CORDURA DE DIOS QUE QUITAS EL PECADO DEL MUNDO

Padre nuestro, que estás en paradero
desconocido, líbranos de Ti.

No nos llenes el tiempo con tu ausencia.

Tú utilizaste el fuego del infierno
para encender el sol de nuestra infancia.

No nos des incertidumbre de tus ojos
después de que los nuestros ya no puedan
mirar la rosa negra de la vida.

Oh, cordura de Dios que catas
el pecado del mundo,
dispendia tu piedad con los cobardes,
los que te encuentran en cualquier fenómeno
de meteorología, los que imponen
tu Nombre en leyes y oraciones.

Confórmate con ser un huésped
de nuestra infancia rota en mil pedazos.

Vacíanos de Ti,
regresa a tus orígenes,
a aquella inmensa noche de tormenta
en la que el miedo de unos monos te inventara.

                                  (Juan Bonilla, Partes de Guerra, 1994)

2 comentarios:

Eloísa A. dijo...

Se lo enseñaré a mi bebé agnóstico cuando se haga mayor.

Por cierto, no sé si conoces la oración atea de Unamuno. Te encantaría.

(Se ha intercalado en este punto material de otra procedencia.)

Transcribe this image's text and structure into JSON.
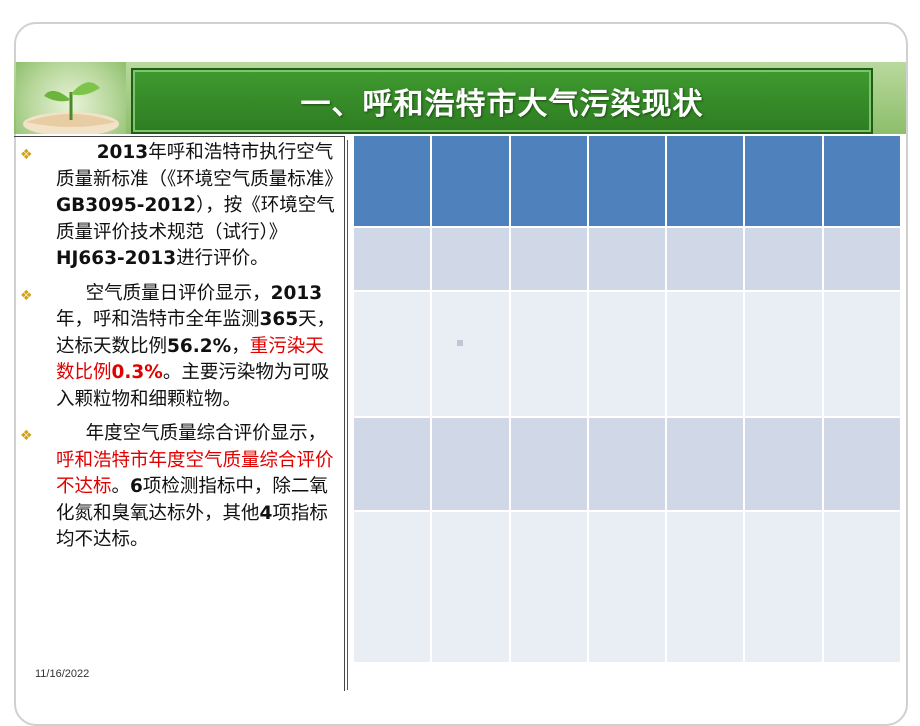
{
  "slide": {
    "title": "一、呼和浩特市大气污染现状",
    "date": "11/16/2022"
  },
  "bullets": [
    {
      "parts": [
        {
          "text": "2013",
          "bold": true
        },
        {
          "text": "年呼和浩特市执行空气质量新标准（《环境空气质量标准》"
        },
        {
          "text": "GB3095-2012",
          "bold": true
        },
        {
          "text": "），按《环境空气质量评价技术规范（试行）》"
        },
        {
          "text": "HJ663-2013",
          "bold": true
        },
        {
          "text": "进行评价。"
        }
      ]
    },
    {
      "parts": [
        {
          "text": "空气质量日评价显示，"
        },
        {
          "text": "2013",
          "bold": true
        },
        {
          "text": "年，呼和浩特市全年监测"
        },
        {
          "text": "365",
          "bold": true
        },
        {
          "text": "天，达标天数比例"
        },
        {
          "text": "56.2%",
          "bold": true
        },
        {
          "text": "，"
        },
        {
          "text": "重污染天数比例",
          "red": true
        },
        {
          "text": "0.3%",
          "bold": true,
          "red": true
        },
        {
          "text": "。主要污染物为可吸入颗粒物和细颗粒物。"
        }
      ]
    },
    {
      "parts": [
        {
          "text": "年度空气质量综合评价显示，"
        },
        {
          "text": "呼和浩特市年度空气质量综合评价不达标",
          "red": true
        },
        {
          "text": "。"
        },
        {
          "text": "6",
          "bold": true
        },
        {
          "text": "项检测指标中，除二氧化氮和臭氧达标外，其他"
        },
        {
          "text": "4",
          "bold": true
        },
        {
          "text": "项指标均不达标。"
        }
      ]
    }
  ],
  "table": {
    "rows": 5,
    "cols": 7
  },
  "colors": {
    "title_green": "#2e7d22",
    "header_blue": "#4f81bd",
    "band": "#d0d8e8",
    "band_light": "#e9edf4",
    "highlight_red": "#e00000",
    "bullet_gold": "#d4a017"
  }
}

Saludos y te invito a mi espacio: lapoesiaesunatentadocelesteblogspot.com

Ángel Paniagua dijo...

Gracias por el comentario Eloísa. Conozco el poema de Unamuno: nada que ver aquel angustioso sentirse huérfano y querer no creer con esto...

«¡Qué grande eres, mi Dios! Eres tan grande
que no eres sino Idea; es muy angosta
la realidad por mucho que se expande

para abarcarte. Sufro yo a tu costa,
Dios no existente, pues si Tú existieras
existiría yo también de veras.»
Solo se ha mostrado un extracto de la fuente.